Preso confessa assassinato de casal e revela que não agiu sozinho em Santa Cruz do Capibaribe
Um crime brutal reacende a dor em Santa Cruz do Capibaribe: jovem detido afirma que teve ajuda de três cúmplices para matar casal desaparecido
Foto: Reprodução A Polícia Civil de Pernambuco revelou novos desdobramentos sobre o caso que chocou Santa Cruz do Capibaribe. Preso na madrugada desta sexta-feira (25), João Vitor Santos de Araújo, de 19 anos, confessou à polícia que não agiu sozinho no assassinato do casal Nayara Gabrielly Nunes, de 18 anos, e Sivanilson Sinésio de Lira Lima, de 21.
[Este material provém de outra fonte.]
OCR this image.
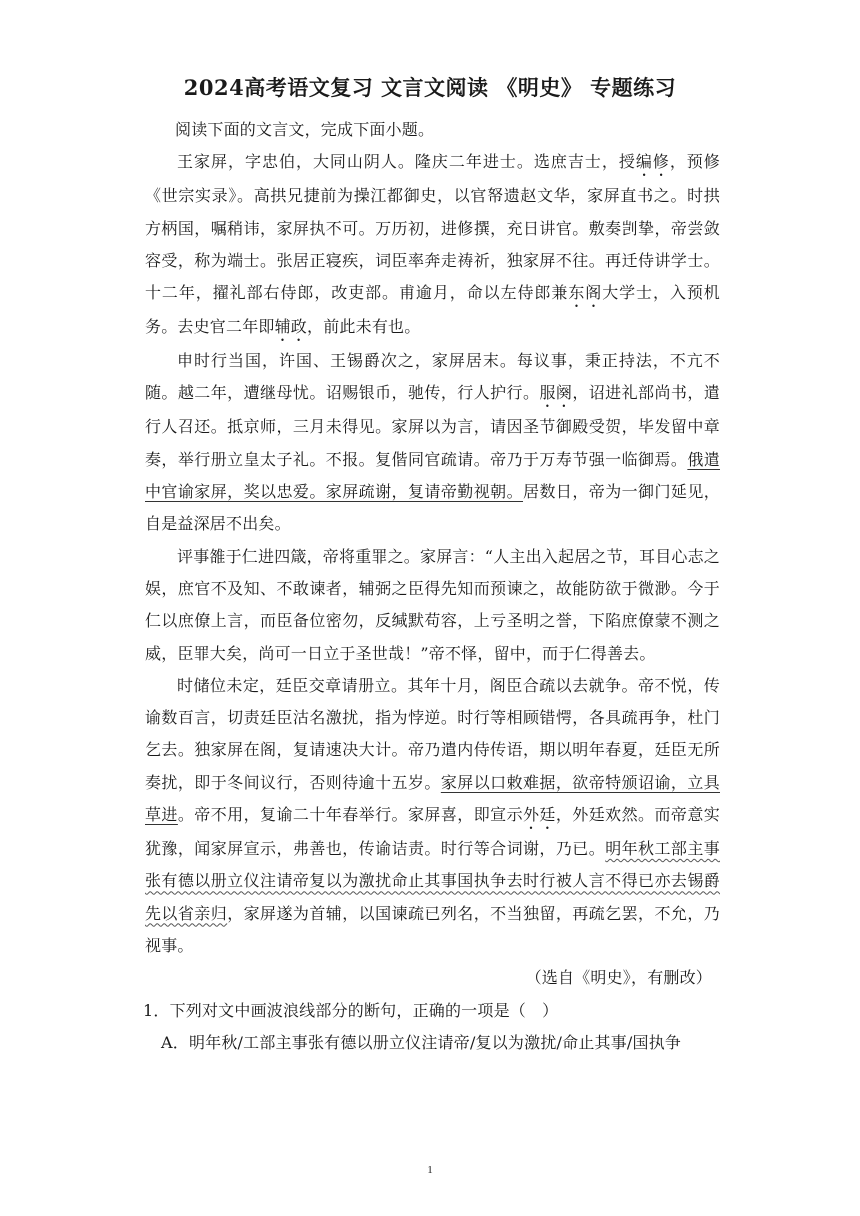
2024高考语文复习 文言文阅读 《明史》 专题练习

阅读下面的文言文，完成下面小题。

王家屏，字忠伯，大同山阴人。隆庆二年进士。选庶吉士，授编修，预修《世宗实录》。高拱兄捷前为操江都御史，以官帑遗赵文华，家屏直书之。时拱方柄国，嘱稍讳，家屏执不可。万历初，进修撰，充日讲官。敷奏剀挚，帝尝敛容受，称为端士。张居正寝疾，词臣率奔走祷祈，独家屏不往。再迁侍讲学士。十二年，擢礼部右侍郎，改吏部。甫逾月，命以左侍郎兼东阁大学士，入预机务。去史官二年即辅政，前此未有也。

申时行当国，许国、王锡爵次之，家屏居末。每议事，秉正持法，不亢不随。越二年，遭继母忧。诏赐银币，驰传，行人护行。服阕，诏进礼部尚书，遣行人召还。抵京师，三月未得见。家屏以为言，请因圣节御殿受贺，毕发留中章奏，举行册立皇太子礼。不报。复偕同官疏请。帝乃于万寿节强一临御焉。俄遣中官谕家屏，奖以忠爱。家屏疏谢，复请帝勤视朝。居数日，帝为一御门延见，自是益深居不出矣。

评事雒于仁进四箴，帝将重罪之。家屏言：“人主出入起居之节，耳目心志之娱，庶官不及知、不敢谏者，辅弼之臣得先知而预谏之，故能防欲于微渺。今于仁以庶僚上言，而臣备位密勿，反缄默苟容，上亏圣明之誉，下陷庶僚蒙不测之威，臣罪大矣，尚可一日立于圣世哉！”帝不怿，留中，而于仁得善去。

时储位未定，廷臣交章请册立。其年十月，阁臣合疏以去就争。帝不悦，传谕数百言，切责廷臣沽名激扰，指为悖逆。时行等相顾错愕，各具疏再争，杜门乞去。独家屏在阁，复请速决大计。帝乃遣内侍传语，期以明年春夏，廷臣无所奏扰，即于冬间议行，否则待逾十五岁。家屏以口敕难据，欲帝特颁诏谕，立具草进。帝不用，复谕二十年春举行。家屏喜，即宣示外廷，外廷欢然。而帝意实犹豫，闻家屏宣示，弗善也，传谕诘责。时行等合词谢，乃已。明年秋工部主事张有德以册立仪注请帝复以为激扰命止其事国执争去时行被人言不得已亦去锡爵先以省亲归，家屏遂为首辅，以国谏疏已列名，不当独留，再疏乞罢，不允，乃视事。

（选自《明史》，有删改）

1．下列对文中画波浪线部分的断句，正确的一项是（　）

A．明年秋/工部主事张有德以册立仪注请帝/复以为激扰/命止其事/国执争

1
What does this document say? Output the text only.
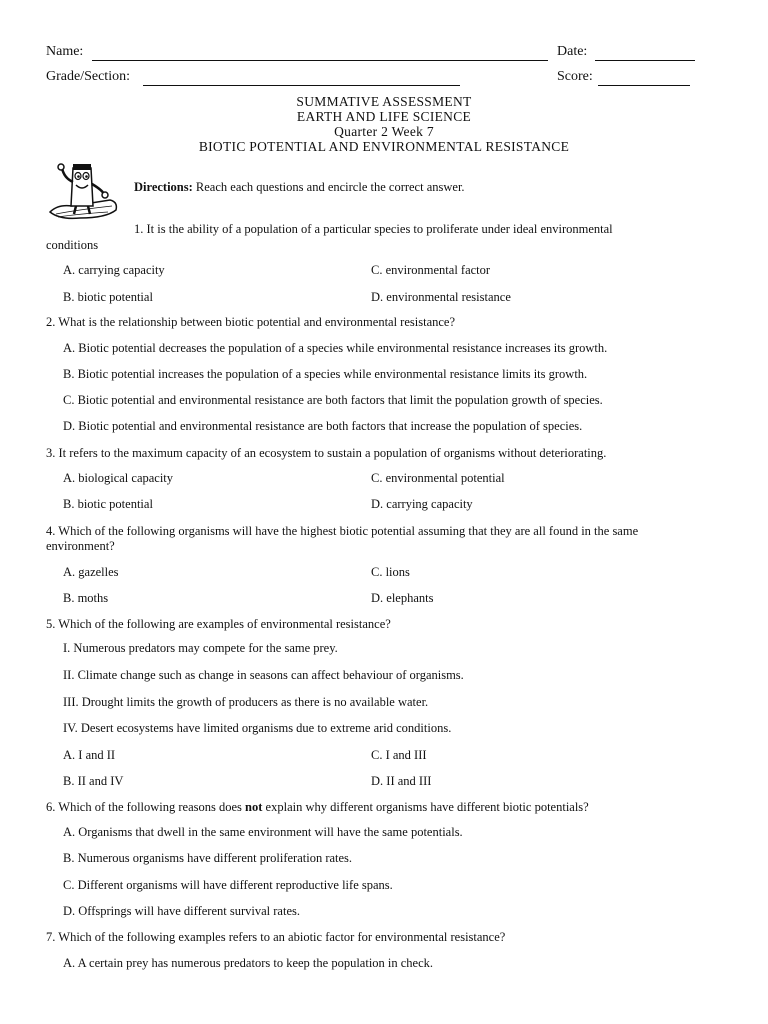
Name:	Date:
Grade/Section:	Score:
SUMMATIVE ASSESSMENT
EARTH AND LIFE SCIENCE
Quarter 2 Week 7
BIOTIC POTENTIAL AND ENVIRONMENTAL RESISTANCE
Directions: Reach each questions and encircle the correct answer.
1. It is the ability of a population of a particular species to proliferate under ideal environmental
conditions
A. carrying capacity	C. environmental factor
B. biotic potential	D. environmental resistance
2. What is the relationship between biotic potential and environmental resistance?
A. Biotic potential decreases the population of a species while environmental resistance increases its growth.
B. Biotic potential increases the population of a species while environmental resistance limits its growth.
C. Biotic potential and environmental resistance are both factors that limit the population growth of species.
D. Biotic potential and environmental resistance are both factors that increase the population of species.
3. It refers to the maximum capacity of an ecosystem to sustain a population of organisms without deteriorating.
A. biological capacity	C. environmental potential
B. biotic potential	D. carrying capacity
4. Which of the following organisms will have the highest biotic potential assuming that they are all found in the same
environment?
A. gazelles	C. lions
B. moths	D. elephants
5. Which of the following are examples of environmental resistance?
I. Numerous predators may compete for the same prey.
II. Climate change such as change in seasons can affect behaviour of organisms.
III. Drought limits the growth of producers as there is no available water.
IV. Desert ecosystems have limited organisms due to extreme arid conditions.
A. I and II	C. I and III
B. II and IV	D. II and III
6. Which of the following reasons does not explain why different organisms have different biotic potentials?
A. Organisms that dwell in the same environment will have the same potentials.
B. Numerous organisms have different proliferation rates.
C. Different organisms will have different reproductive life spans.
D. Offsprings will have different survival rates.
7. Which of the following examples refers to an abiotic factor for environmental resistance?
A. A certain prey has numerous predators to keep the population in check.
Corpos foram encontrados enterrados com as mãos amarradas
As vítimas estavam desaparecidas desde o dia 11 de julho. Os corpos foram localizados duas semanas depois, enterrados em um terreno próximo a uma antiga escola evangélica no bairro de Águas Belas, a cerca de 600 metros da casa do acusado.
O estado dos corpos e o local da desova chocaram os moradores de Santa Cruz do Capibaribe. As vítimas estavam com as mãos amarradas, indicando que houve premeditação e crueldade no crime.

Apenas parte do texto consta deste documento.